Pewien zakonnik udał się do mędrca- pustelnika po radę. Miał ostatnio tak wiele wątpliwości i pytań, że bał się, że jego wiara chwieje się w posadach i legnie w gruzach, a on sam porzuci swoje zakonne życie. Dręczyły go pokusy, z którymi nie mógł sobie poradzić. Mędrzec go wysłuchał i zaprosił na spacer po lesie. Powiedział, że odpowiedź znajdzie obserwując las.

Zakonnik zaintrygowany wstał i poszedł razem z pustelnikiem ścieżką w głąb lasu. Rozglądał się dookoła. Obaj milczeli. Zakonnik zirytowany ciszą i tym, że nie widzi niczego nadzwyczajnego w lesie, po godzinie wędrówki zaczął się dopytywać, czy pustelnik udzieli mu jakichś wyjaśnień.

Mędrzec zatrzymał się wskazał na jedno z wysokich drzew kołyszących się na wietrze.

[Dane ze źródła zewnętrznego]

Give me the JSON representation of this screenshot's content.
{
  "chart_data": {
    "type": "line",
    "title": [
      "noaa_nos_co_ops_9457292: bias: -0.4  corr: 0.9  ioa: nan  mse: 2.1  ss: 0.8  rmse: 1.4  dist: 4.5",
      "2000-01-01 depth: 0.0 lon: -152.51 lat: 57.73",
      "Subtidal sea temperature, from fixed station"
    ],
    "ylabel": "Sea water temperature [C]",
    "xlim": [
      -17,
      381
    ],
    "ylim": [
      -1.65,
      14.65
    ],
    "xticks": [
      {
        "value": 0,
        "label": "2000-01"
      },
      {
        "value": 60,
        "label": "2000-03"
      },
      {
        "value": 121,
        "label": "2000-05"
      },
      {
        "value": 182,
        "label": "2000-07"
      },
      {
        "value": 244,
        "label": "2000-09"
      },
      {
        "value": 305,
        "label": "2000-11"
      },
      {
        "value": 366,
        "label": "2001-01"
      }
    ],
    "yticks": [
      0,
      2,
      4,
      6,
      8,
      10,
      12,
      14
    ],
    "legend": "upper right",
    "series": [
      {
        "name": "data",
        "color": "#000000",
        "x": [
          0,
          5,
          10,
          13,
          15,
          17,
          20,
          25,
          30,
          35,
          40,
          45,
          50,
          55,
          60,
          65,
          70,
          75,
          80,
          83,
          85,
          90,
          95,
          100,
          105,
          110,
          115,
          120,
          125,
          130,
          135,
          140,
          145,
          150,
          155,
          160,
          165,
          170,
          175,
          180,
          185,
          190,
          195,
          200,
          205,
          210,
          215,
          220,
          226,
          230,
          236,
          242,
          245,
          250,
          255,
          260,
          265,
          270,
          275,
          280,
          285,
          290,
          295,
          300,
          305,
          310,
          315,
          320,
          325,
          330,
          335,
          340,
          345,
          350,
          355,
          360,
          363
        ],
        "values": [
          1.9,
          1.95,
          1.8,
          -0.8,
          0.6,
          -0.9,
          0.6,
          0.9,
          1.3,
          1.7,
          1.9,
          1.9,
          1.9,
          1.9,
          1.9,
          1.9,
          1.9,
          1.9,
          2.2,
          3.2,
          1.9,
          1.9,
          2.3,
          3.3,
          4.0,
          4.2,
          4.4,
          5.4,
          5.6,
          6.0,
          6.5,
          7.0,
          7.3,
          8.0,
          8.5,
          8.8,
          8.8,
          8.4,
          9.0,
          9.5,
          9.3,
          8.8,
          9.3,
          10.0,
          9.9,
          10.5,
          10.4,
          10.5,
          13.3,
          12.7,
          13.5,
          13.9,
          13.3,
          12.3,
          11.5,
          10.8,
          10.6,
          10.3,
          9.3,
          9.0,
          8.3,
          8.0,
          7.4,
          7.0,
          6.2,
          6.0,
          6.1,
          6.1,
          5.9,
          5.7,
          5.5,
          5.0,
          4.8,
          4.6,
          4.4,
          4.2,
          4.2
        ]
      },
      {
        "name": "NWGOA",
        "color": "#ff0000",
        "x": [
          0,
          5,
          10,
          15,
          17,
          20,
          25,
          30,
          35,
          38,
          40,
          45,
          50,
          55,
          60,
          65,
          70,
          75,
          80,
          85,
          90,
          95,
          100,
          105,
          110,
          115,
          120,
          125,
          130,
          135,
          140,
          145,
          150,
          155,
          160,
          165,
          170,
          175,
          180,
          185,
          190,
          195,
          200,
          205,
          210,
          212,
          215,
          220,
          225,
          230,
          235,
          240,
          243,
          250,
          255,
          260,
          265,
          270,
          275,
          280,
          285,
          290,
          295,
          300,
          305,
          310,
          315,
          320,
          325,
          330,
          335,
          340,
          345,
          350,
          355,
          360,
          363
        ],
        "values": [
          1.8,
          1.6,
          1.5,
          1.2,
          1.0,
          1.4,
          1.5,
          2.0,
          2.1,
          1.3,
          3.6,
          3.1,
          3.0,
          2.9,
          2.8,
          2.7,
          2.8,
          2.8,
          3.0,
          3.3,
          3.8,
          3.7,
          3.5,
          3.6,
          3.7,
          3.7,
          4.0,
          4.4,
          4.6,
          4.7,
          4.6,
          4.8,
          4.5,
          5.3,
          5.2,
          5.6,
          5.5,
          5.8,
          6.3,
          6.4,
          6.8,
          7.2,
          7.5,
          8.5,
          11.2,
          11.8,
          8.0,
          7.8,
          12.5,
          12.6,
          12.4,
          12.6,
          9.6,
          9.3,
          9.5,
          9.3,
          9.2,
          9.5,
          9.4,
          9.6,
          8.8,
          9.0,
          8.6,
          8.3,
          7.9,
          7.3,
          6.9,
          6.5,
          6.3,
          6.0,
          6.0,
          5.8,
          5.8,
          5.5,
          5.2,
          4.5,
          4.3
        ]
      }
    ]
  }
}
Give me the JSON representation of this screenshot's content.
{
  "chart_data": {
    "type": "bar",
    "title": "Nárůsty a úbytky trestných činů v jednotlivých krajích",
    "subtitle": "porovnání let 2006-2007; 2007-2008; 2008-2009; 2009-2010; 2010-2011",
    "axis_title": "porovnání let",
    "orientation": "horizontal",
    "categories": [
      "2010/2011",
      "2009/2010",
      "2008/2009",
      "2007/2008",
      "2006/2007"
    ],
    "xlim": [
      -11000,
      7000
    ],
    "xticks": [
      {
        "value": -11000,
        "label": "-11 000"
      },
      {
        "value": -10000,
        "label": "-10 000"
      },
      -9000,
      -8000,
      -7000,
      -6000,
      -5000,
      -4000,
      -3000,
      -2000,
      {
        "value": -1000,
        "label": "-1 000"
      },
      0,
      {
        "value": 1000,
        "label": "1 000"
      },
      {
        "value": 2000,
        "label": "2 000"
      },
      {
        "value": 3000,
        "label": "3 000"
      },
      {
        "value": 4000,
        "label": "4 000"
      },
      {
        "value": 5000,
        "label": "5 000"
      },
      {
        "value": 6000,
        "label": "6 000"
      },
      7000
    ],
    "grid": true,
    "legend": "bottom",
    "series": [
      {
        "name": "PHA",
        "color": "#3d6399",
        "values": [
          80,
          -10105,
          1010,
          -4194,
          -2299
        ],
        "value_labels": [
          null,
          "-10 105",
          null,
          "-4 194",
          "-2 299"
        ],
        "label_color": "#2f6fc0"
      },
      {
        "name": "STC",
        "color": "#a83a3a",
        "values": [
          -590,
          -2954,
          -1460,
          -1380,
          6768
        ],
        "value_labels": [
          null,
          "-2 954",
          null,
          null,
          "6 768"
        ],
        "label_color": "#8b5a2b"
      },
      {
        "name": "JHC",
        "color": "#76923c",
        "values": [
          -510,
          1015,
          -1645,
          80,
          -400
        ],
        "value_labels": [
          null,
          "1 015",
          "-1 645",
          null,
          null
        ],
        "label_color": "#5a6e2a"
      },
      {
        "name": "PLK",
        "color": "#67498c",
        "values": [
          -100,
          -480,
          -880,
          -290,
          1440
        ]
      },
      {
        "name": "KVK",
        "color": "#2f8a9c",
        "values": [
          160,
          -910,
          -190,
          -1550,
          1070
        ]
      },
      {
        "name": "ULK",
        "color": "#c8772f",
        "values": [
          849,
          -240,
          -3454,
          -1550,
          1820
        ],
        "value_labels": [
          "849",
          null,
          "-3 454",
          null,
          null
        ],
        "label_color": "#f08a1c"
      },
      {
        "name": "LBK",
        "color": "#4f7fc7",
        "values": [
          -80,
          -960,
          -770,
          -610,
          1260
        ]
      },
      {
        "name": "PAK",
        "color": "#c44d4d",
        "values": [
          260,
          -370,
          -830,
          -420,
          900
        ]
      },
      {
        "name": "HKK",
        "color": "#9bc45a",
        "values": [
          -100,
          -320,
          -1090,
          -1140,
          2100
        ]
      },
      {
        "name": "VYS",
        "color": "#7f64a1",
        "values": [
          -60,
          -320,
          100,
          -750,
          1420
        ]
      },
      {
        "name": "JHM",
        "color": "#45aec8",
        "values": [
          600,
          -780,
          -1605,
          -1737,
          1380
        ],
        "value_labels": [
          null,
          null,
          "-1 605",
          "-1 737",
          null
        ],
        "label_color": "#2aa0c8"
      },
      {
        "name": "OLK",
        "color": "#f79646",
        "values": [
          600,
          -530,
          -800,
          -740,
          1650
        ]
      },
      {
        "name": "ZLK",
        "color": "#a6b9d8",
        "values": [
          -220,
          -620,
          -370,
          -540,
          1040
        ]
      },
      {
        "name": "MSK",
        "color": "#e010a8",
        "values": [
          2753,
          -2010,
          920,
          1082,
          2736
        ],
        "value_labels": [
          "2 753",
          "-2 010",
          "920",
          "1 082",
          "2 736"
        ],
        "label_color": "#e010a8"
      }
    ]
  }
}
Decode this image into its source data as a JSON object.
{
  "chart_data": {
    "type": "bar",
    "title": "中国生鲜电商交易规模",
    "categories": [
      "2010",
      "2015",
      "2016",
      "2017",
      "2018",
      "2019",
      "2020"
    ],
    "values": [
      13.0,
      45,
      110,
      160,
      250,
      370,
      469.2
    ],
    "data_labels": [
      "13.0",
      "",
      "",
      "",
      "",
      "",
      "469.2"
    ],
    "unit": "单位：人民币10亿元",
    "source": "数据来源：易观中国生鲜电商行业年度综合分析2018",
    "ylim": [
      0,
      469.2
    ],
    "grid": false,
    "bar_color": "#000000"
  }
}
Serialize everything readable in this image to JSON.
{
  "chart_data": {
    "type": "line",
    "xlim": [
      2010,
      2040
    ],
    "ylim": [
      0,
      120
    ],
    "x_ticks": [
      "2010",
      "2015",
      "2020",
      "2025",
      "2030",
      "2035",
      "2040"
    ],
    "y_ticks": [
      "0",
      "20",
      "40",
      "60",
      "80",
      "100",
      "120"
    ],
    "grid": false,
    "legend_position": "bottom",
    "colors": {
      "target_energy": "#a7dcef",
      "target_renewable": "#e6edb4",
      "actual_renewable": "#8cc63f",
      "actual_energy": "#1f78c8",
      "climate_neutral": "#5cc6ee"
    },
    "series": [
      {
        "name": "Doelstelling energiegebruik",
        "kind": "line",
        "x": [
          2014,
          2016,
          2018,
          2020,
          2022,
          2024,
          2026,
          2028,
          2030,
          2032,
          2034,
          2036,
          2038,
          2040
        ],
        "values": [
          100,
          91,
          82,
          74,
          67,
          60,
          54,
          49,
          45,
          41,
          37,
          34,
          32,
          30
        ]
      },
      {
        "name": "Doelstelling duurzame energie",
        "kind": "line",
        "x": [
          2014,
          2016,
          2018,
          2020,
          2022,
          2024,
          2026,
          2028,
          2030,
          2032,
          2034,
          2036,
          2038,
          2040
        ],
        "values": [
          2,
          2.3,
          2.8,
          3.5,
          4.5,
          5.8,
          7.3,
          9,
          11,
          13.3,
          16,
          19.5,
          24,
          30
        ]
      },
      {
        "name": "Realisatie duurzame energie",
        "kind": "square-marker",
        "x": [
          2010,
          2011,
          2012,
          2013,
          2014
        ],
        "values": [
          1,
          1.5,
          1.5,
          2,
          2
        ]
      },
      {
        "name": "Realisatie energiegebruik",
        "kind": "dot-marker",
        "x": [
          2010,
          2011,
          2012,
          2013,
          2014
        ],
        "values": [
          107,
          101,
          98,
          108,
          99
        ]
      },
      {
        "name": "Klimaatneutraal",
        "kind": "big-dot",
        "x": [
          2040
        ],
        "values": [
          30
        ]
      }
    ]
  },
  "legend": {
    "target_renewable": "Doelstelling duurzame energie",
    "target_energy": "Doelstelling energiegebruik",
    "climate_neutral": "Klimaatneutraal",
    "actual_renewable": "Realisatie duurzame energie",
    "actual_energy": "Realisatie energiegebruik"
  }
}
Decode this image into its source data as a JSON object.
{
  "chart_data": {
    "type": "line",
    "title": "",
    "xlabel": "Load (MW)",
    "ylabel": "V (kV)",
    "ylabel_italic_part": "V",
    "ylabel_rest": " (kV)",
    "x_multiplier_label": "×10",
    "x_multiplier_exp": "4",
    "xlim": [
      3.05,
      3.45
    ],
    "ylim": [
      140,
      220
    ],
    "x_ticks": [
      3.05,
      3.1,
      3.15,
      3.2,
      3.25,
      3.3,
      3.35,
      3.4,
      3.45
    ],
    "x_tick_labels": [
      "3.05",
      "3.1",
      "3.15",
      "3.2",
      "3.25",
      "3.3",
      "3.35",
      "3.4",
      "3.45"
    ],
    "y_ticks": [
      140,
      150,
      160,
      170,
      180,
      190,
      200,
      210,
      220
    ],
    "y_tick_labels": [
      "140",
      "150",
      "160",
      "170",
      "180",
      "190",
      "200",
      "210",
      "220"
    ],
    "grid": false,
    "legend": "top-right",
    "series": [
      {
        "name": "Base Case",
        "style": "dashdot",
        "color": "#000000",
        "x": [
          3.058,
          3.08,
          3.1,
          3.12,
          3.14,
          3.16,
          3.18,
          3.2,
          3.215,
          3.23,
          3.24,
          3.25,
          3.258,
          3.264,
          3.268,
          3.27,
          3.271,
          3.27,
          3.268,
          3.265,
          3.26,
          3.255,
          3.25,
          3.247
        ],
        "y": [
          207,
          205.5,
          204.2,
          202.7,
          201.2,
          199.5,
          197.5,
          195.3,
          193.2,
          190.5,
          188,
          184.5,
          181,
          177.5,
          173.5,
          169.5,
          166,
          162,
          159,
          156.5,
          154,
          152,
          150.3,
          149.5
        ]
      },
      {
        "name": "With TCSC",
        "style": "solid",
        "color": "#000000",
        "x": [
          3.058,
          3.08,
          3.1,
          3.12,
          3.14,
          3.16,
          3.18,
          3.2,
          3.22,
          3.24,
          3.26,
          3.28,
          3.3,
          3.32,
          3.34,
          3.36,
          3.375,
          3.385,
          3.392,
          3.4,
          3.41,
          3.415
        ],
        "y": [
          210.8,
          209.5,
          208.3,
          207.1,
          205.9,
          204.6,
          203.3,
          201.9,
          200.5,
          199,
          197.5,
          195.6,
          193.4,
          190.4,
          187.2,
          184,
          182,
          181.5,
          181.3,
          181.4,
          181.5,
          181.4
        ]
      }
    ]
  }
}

– Co widzisz?- zapytał zakonnika.
– Wysokie drzewo, które kołysze się pod wpływem wiatru.
– I to właśnie jest twoja odpowiedź, której szukałeś.
– Nie rozumiem- odparł zakonnik.

– Ty i twoja wiara jesteście jak to drzewo. Rośniesz, pniesz się w górę. Im wyżej rośniesz, tym zdawałoby się większe podmuchy wiatru tobą kołyszą. Spójrz jednak niżej. Na korzenie, na dolne partie drzewa. Ono nie łamie się, nie upada, dlatego, że jest wrośnięte głęboko w ziemię, mocno zakorzenione i osadzone w glebie. Taka jest wiara w twoim sercu. To co robisz w tej chwili to patrzysz zanadto na koronę, która się chwieje, a umykają ci korzenie i dolne partie pnia. Skup się bardziej na podstawie, niż obserwowaniu tego, co w twoim życiu zdaje się chwiać i wytrącać cię z równowagi duchowej.

– Ojcze! To wszystko jest takie mądre i pięknie brzmi. Ale jak mam to zrobić?
– Tego nie wiem. Przyszedłeś po odpowiedź. Dostałeś ją. Jednak odpowiednie dla siebie rozwiązanie musisz znaleźć sam.

Zakonnik wrócił do swojego miejsca zamieszkania skonsternowany i pełen obaw, że nie poradzi sobie z chwiejącą się wiarą, pokusami i wątpliwościami, które nim targają. Wciąż zastanawiał się nad, jak mu się wydawało bezczelną odpowiedzią mędrca.

Jednak słowa o tym, że dostał odpowiedź, a rozwiązanie ma znaleźć sam, tak bardzo go uwierały, że codziennie zastanawiał się, co starzec miał na myśli. Analizował, szukał w swoim umyśle, prosił Boga o odpowiedź i długi czas spędzał na modlitwie.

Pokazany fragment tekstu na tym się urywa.